I've never been so hurt and lost in all my life. I just want my kids to have a dad who cares about them and it actually kills me to know he is using them to hurt me. I can't be with him anymore, he hurts my soul but then I feel (and I know I shouldn't) that if I reject him then I'm forcing them not to have a dad.
I'm also seriously wondering if no dad is better than a crap one.
I'm ok, I have my own job, my own money, financially I can take care of them on my own but I can't be their dad. And I can't be a good mom when I feel the way I feel every time he lets us down (actually I feel it constantly, but then it just amplifies when he does this)
I don't want him anymore, I deserve better. Finally after all these years I believe I deserve better. But I'm so cut up and confused over what's best for my kids.
I'm also seriously wondering if no dad is better than a crap one.
Yes x 1000
So sorry this is a horrible situation. I have not been in this situation but I would just like to say, please have some counselling just for you, to help you move on.
Can you get mediation to sort out contact and to ensure that if does not use he contact times to see the kids then it changes to reduced it no contact?
In terms of kids I would also say please do not lie to them or lie on his behalf. If you say he haa gone abroad or something and he turns up , ef in your road or whatever, the children may feel they cannot trust you. Even if you are lying to make it easier for them and even if you tell them this is why you said it
Lying destroys trust.
Please also do not make excuses or create reasons why he is late, has not arrived.
IMHO please also do not join the dots for them, e.g. this means that or whatever.
Let the facts speak for themselves. Be there to comfort your kids. They will know they can trust you.

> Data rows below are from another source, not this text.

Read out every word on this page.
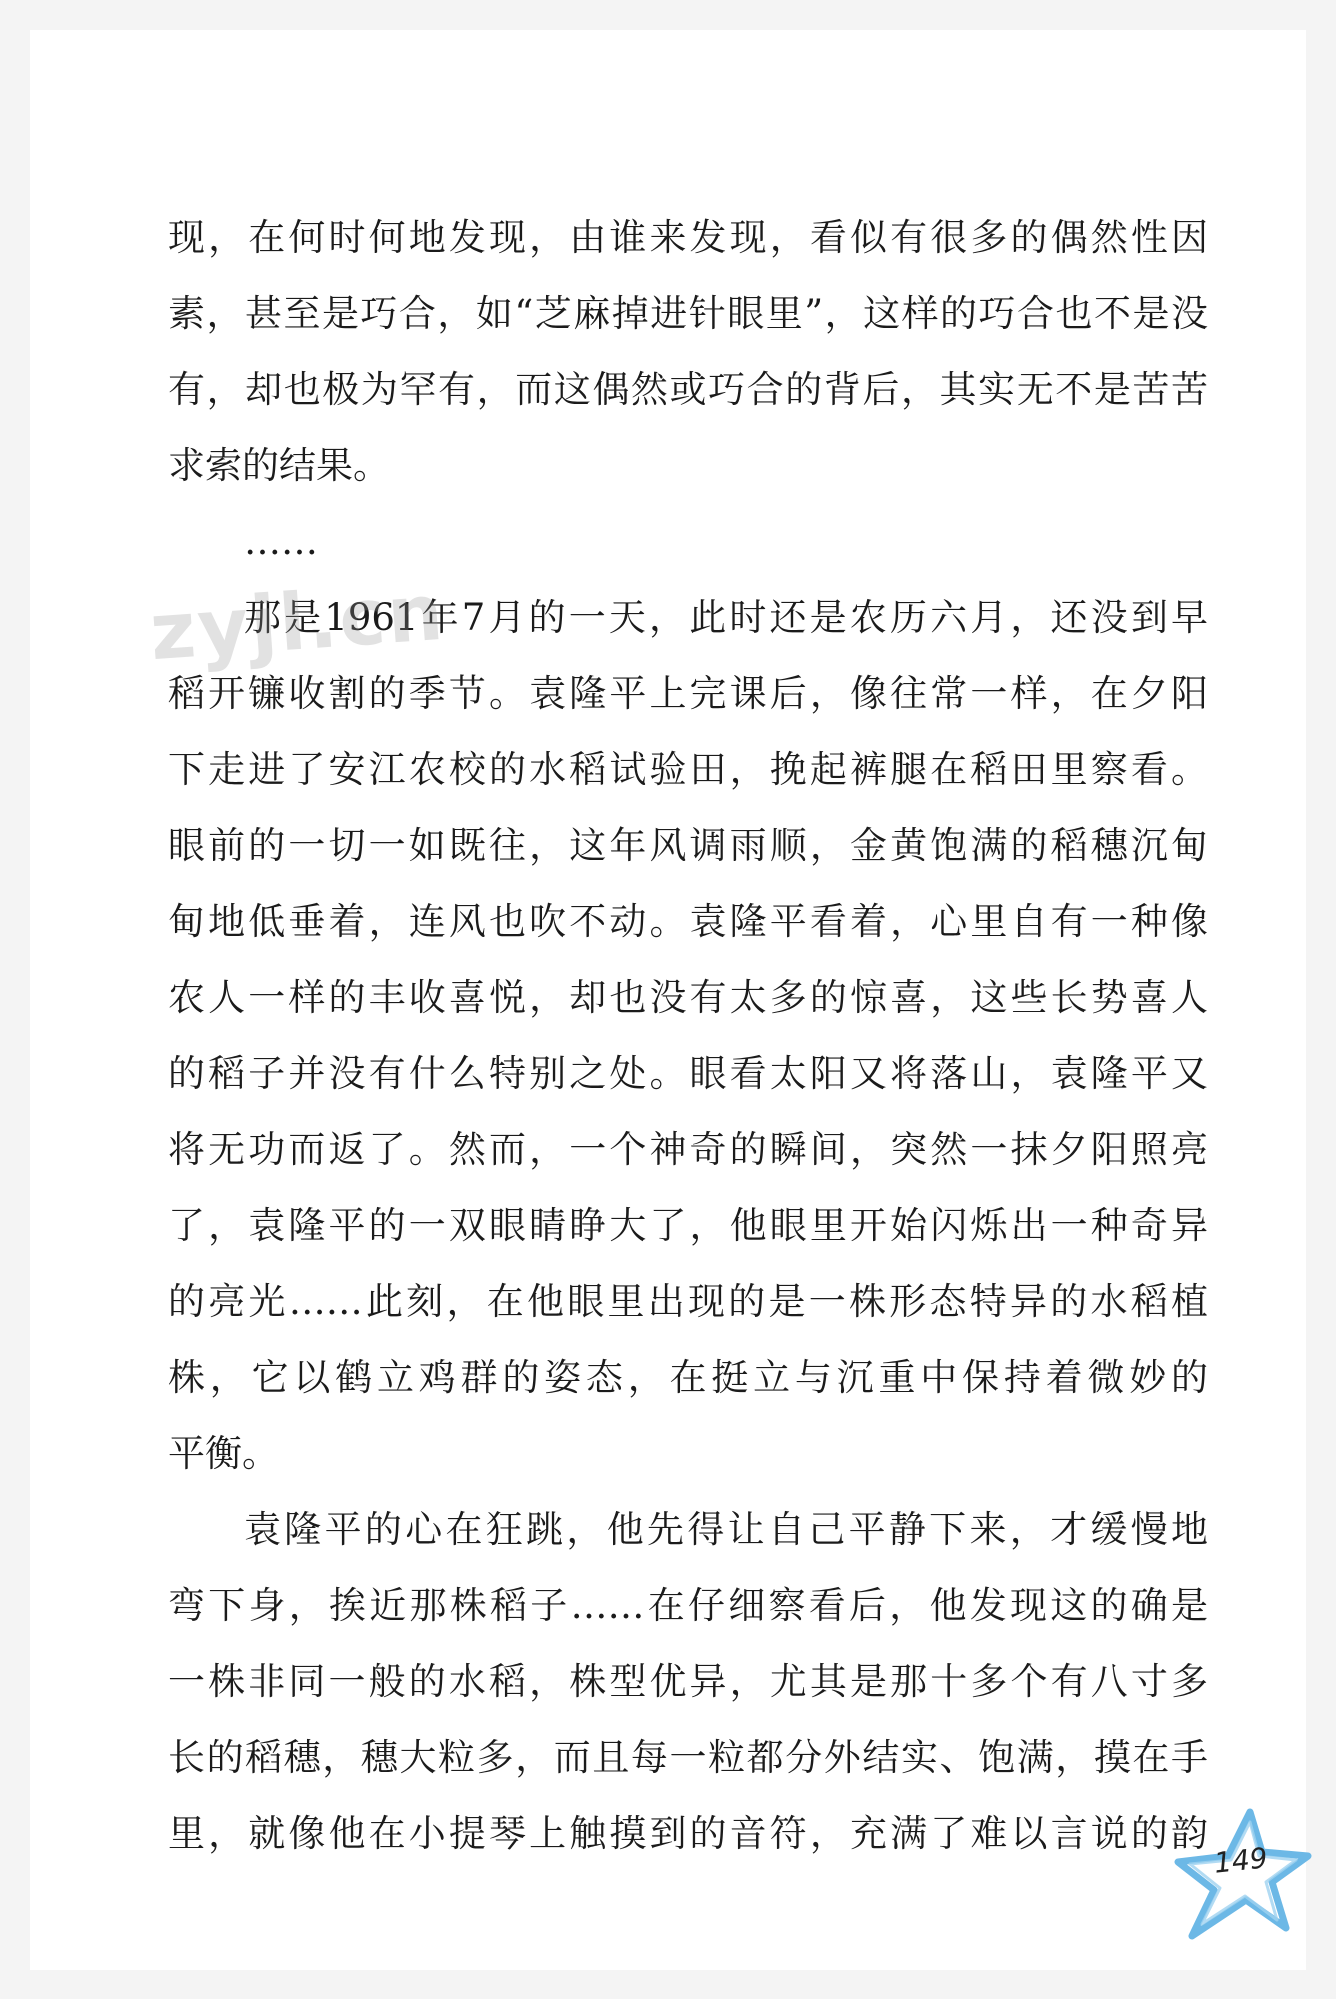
现，在何时何地发现，由谁来发现，看似有很多的偶然性因
素，甚至是巧合，如“芝麻掉进针眼里”，这样的巧合也不是没
有，却也极为罕有，而这偶然或巧合的背后，其实无不是苦苦
求索的结果。
……
那是1961年7月的一天，此时还是农历六月，还没到早
稻开镰收割的季节。袁隆平上完课后，像往常一样，在夕阳
下走进了安江农校的水稻试验田，挽起裤腿在稻田里察看。
眼前的一切一如既往，这年风调雨顺，金黄饱满的稻穗沉甸
甸地低垂着，连风也吹不动。袁隆平看着，心里自有一种像
农人一样的丰收喜悦，却也没有太多的惊喜，这些长势喜人
的稻子并没有什么特别之处。眼看太阳又将落山，袁隆平又
将无功而返了。然而，一个神奇的瞬间，突然一抹夕阳照亮
了，袁隆平的一双眼睛睁大了，他眼里开始闪烁出一种奇异
的亮光……此刻，在他眼里出现的是一株形态特异的水稻植
株，它以鹤立鸡群的姿态，在挺立与沉重中保持着微妙的
平衡。
袁隆平的心在狂跳，他先得让自己平静下来，才缓慢地
弯下身，挨近那株稻子……在仔细察看后，他发现这的确是
一株非同一般的水稻，株型优异，尤其是那十多个有八寸多
长的稻穗，穗大粒多，而且每一粒都分外结实、饱满，摸在手
里，就像他在小提琴上触摸到的音符，充满了难以言说的韵
zyjl.cn
149
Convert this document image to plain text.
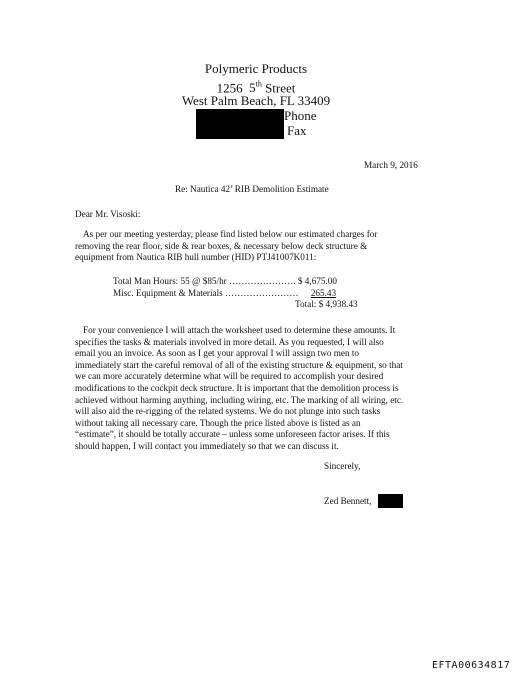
Polymeric Products
1256 5th Street
West Palm Beach, FL 33409
Phone
Fax
March 9, 2016
Re: Nautica 42’ RIB Demolition Estimate
Dear Mr. Visoski:
As per our meeting yesterday, please find listed below our estimated charges for
removing the rear floor, side & rear boxes, & necessary below deck structure &
equipment from Nautica RIB hull number (HID) PTJ41007K011:
Total Man Hours: 55 @ $85/hr …………………. $ 4,675.00
Misc. Equipment & Materials …………………… 265.43
Total: $ 4,938.43
For your convenience I will attach the worksheet used to determine these amounts. It
specifies the tasks & materials involved in more detail. As you requested, I will also
email you an invoice. As soon as I get your approval I will assign two men to
immediately start the careful removal of all of the existing structure & equipment, so that
we can more accurately determine what will be required to accomplish your desired
modifications to the cockpit deck structure. It is important that the demolition process is
achieved without harming anything, including wiring, etc. The marking of all wiring, etc.
will also aid the re-rigging of the related systems. We do not plunge into such tasks
without taking all necessary care. Though the price listed above is listed as an
“estimate”, it should be totally accurate – unless some unforeseen factor arises. If this
should happen, I will contact you immediately so that we can discuss it.
Sincerely,
Zed Bennett,
EFTA00634817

Mommie please don't get caught up in this negative cycle of believing that only 1 mum + 1 dad is the correct way to ring up a child. What children need is stability, love, attachment and good parenting. Our cultural history means that the nuclear family is the traditional/most common way of achieving this, but it is not the only way. Not so long ago, the Children's Society won report into parenting concluded that actually nuclear family parenting was nowhere near as good as say the extended family (all things being equal) - somehow that didn't make the same splash in headlines as al the negativity you hear about single parents, etc.
Truth is that a stable single parent family is a far superior environment in which to raise a child than that of a dysfunctional two-parent family.

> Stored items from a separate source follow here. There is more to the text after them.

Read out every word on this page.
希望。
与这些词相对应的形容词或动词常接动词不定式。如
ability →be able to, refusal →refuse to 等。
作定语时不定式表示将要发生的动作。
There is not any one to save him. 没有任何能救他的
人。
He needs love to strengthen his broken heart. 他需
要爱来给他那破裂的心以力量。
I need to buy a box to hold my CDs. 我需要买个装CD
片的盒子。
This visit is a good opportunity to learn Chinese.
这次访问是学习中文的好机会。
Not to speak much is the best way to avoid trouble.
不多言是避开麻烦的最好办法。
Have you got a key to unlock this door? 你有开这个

Quite often those who are negative about single parents tend to have negative views about women as well (sadly often the mothers themselves). Many have been brainwashed into thinking only fathers can do x, y z. It's not true. Mothers, fathers, uncles, aunts, friends - all can offer a child positive role modelling, secure emotional attachment, two-way trust, the chance to learn and develop new skills. What counts is the behaviour of the people your child has in their life, not who that person is.

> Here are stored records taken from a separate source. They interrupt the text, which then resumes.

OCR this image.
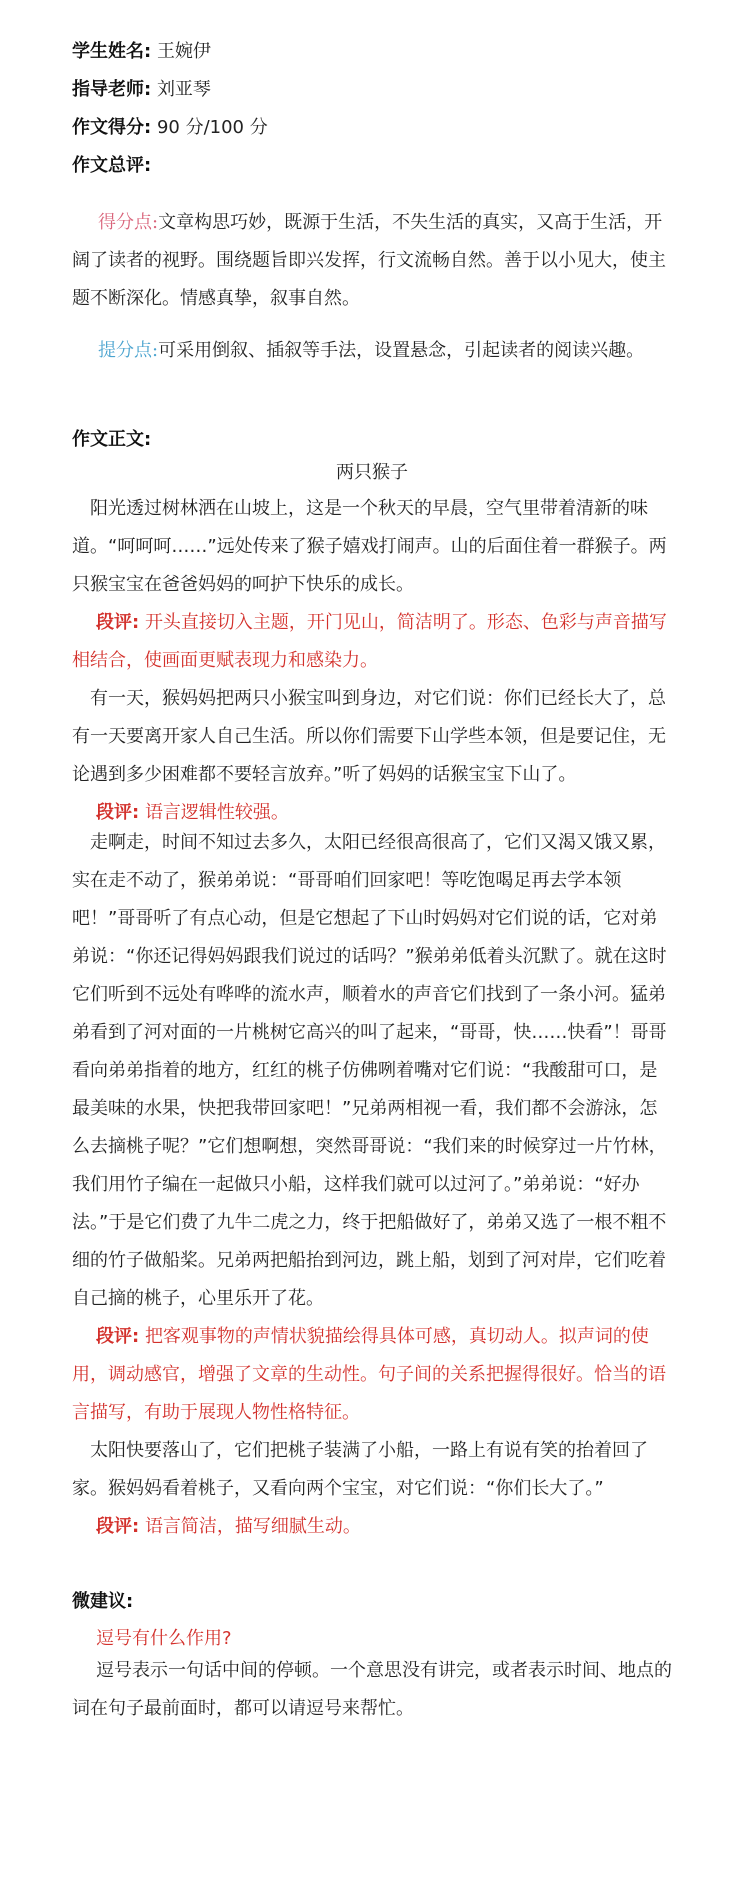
学生姓名: 王婉伊
指导老师: 刘亚琴
作文得分: 90 分/100 分
作文总评:

得分点:文章构思巧妙，既源于生活，不失生活的真实，又高于生活，开阔了读者的视野。围绕题旨即兴发挥，行文流畅自然。善于以小见大，使主题不断深化。情感真挚，叙事自然。

提分点:可采用倒叙、插叙等手法，设置悬念，引起读者的阅读兴趣。

作文正文:

两只猴子

阳光透过树林洒在山坡上，这是一个秋天的早晨，空气里带着清新的味道。“呵呵呵……”远处传来了猴子嬉戏打闹声。山的后面住着一群猴子。两只猴宝宝在爸爸妈妈的呵护下快乐的成长。

段评: 开头直接切入主题，开门见山，简洁明了。形态、色彩与声音描写相结合，使画面更赋表现力和感染力。

有一天，猴妈妈把两只小猴宝叫到身边，对它们说：你们已经长大了，总有一天要离开家人自己生活。所以你们需要下山学些本领，但是要记住，无论遇到多少困难都不要轻言放弃。”听了妈妈的话猴宝宝下山了。

段评: 语言逻辑性较强。

走啊走，时间不知过去多久，太阳已经很高很高了，它们又渴又饿又累，实在走不动了，猴弟弟说：“哥哥咱们回家吧！等吃饱喝足再去学本领吧！”哥哥听了有点心动，但是它想起了下山时妈妈对它们说的话，它对弟弟说：“你还记得妈妈跟我们说过的话吗？”猴弟弟低着头沉默了。就在这时它们听到不远处有哗哗的流水声，顺着水的声音它们找到了一条小河。猛弟弟看到了河对面的一片桃树它高兴的叫了起来，“哥哥，快……快看”！哥哥看向弟弟指着的地方，红红的桃子仿佛咧着嘴对它们说：“我酸甜可口，是最美味的水果，快把我带回家吧！”兄弟两相视一看，我们都不会游泳，怎么去摘桃子呢？”它们想啊想，突然哥哥说：“我们来的时候穿过一片竹林，我们用竹子编在一起做只小船，这样我们就可以过河了。”弟弟说：“好办法。”于是它们费了九牛二虎之力，终于把船做好了，弟弟又选了一根不粗不细的竹子做船桨。兄弟两把船抬到河边，跳上船，划到了河对岸，它们吃着自己摘的桃子，心里乐开了花。

段评: 把客观事物的声情状貌描绘得具体可感，真切动人。拟声词的使用，调动感官，增强了文章的生动性。句子间的关系把握得很好。恰当的语言描写，有助于展现人物性格特征。

太阳快要落山了，它们把桃子装满了小船，一路上有说有笑的抬着回了家。猴妈妈看着桃子，又看向两个宝宝，对它们说：“你们长大了。”

段评: 语言简洁，描写细腻生动。

微建议:

逗号有什么作用?

逗号表示一句话中间的停顿。一个意思没有讲完，或者表示时间、地点的词在句子最前面时，都可以请逗号来帮忙。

I'm raising my DC without their biological father in the scene. My cousin - who has now made a world name for himself in his field, is happily married and is genuinely well liked by all he knows - was raised by a single parent. Children do not need a father to grow into happy, healthy, socially adapted adults. They need decent people in their lives of whatever description, all pulling together and creating a favourable, committed nurturing environment. That can be mum or dad, together or apart.
What a child does NOT need is a so-called parent who actively sabotages that child's attachment development, levels of trust and who exhibits really poor role modelling.